= Young's Book Exchange =

Young’s Book Exchange is known as the first African-American bookstore. It was located at 135 West 135th Street in New York City. It was founded in 1915 by George Young, who was a Pullman porter during the 1900s, and became a bibliophile of African-American literature. His bookstore was known as the "Mecca of Literature" for African-American citizens. This bookstore housed approximately 8,000–10,000 volumes.

== About the founder ==
George Young was born in Virginia to two slaves recently freed. He later married Ellen Thomas Young and had a daughter, Sara Elizabeth Young. Young was a Pullman porter, hired to work on the railroads as a porter on sleeping cars. He was known to many different people all over the world, one friend being Frederick Douglass. Young was also the national treasurer of the John Brown Memorial Association and the superintendent of St.
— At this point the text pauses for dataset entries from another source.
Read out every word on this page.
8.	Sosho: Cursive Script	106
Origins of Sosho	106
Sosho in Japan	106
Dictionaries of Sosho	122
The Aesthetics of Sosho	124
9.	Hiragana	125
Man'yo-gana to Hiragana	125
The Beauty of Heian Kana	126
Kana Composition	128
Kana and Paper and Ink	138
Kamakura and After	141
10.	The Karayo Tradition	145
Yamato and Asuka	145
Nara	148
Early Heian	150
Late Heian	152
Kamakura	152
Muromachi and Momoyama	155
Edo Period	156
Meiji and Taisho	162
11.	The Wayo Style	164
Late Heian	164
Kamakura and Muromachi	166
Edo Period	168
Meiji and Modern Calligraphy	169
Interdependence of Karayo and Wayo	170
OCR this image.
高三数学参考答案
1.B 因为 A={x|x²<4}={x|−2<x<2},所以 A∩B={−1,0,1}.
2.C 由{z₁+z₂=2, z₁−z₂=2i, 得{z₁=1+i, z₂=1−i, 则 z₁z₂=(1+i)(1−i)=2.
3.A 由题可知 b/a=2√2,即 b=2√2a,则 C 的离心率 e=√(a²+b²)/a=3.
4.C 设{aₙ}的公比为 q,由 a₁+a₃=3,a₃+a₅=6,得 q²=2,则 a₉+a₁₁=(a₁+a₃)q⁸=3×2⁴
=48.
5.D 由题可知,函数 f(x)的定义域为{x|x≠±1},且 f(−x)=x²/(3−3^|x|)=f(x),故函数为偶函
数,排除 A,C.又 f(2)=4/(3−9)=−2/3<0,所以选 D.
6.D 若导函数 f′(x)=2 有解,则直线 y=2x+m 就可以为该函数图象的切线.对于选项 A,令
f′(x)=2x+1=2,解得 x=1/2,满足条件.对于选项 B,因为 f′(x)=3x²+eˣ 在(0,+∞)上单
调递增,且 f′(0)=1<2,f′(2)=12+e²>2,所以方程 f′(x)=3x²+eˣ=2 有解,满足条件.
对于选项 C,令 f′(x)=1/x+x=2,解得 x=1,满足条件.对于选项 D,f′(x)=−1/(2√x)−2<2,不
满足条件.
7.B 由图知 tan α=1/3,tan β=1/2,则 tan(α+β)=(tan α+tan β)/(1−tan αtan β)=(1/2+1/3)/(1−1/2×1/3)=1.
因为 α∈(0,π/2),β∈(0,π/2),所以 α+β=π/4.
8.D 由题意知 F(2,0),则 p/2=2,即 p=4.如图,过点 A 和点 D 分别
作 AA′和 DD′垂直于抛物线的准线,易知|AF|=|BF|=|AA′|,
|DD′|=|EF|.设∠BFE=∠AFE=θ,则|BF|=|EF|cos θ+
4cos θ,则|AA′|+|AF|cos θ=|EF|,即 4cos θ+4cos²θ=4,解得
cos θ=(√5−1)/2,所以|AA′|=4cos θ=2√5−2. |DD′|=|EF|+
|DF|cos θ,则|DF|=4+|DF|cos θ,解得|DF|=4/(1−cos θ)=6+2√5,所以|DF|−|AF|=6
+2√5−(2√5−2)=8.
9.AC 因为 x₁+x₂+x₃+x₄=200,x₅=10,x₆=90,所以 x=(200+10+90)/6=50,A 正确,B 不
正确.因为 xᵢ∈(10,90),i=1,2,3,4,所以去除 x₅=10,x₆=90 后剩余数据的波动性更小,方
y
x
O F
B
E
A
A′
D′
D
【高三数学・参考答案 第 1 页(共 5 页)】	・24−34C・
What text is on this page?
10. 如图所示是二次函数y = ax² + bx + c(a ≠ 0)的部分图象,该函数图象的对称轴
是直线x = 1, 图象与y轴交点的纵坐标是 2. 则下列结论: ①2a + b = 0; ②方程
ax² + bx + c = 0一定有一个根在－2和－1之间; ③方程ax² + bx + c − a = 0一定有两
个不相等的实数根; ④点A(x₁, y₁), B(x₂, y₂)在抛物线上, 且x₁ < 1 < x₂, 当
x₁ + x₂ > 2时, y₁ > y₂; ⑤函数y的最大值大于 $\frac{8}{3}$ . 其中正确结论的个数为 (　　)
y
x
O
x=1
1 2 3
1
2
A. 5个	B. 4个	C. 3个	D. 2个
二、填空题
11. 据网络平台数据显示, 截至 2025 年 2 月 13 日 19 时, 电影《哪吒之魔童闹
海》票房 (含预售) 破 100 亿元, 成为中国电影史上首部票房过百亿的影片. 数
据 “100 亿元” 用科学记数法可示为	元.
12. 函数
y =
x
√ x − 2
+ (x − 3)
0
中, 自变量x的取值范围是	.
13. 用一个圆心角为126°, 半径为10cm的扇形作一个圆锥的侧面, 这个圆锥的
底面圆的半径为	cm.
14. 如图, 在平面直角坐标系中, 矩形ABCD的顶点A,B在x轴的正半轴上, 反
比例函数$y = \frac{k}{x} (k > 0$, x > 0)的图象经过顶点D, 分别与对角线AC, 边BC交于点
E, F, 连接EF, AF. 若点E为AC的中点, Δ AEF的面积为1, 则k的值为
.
Mark's Methodist Episcopal Church Sunday School. Young died following a heart attack at the age of 65 in St. Luke's Hospital.

== Collection ==
Books by African authors included the older Letters of Ignatius Sancho and the Life of Olaudah Equiano or Gustavus Vassa. Beside these were more recent treatises: Duse Mohamed, In the Land of the Pharaohs; Sol T. Plaatje, Native Life in South Africa; J. E. Casely Hayford, Ethiopia Unbound, Gold Coast Native Institutions, and The Truth About the West African Land Question; Dr. James Africanus Beale Horton, West African Countries and Peoples and A Vindication of the African Race; John Mensah Sarbah, Fanti Customary Laws; Bishop Samuel Adjai Crowther, Journal of an Expedition Up the Niger and Tshadda Rivers; Prof. Benjamin Brawley of Howard University, A Social History of the American Negro; George W. Williams, History of the Negro Race in America; William Wells Brown, The Black Man, His Antecedents, His Genius, and His Achievements and The Rising Son; W. E. B. Du Bois, The Negro; Joel Augustus Rogers, Superman to Man.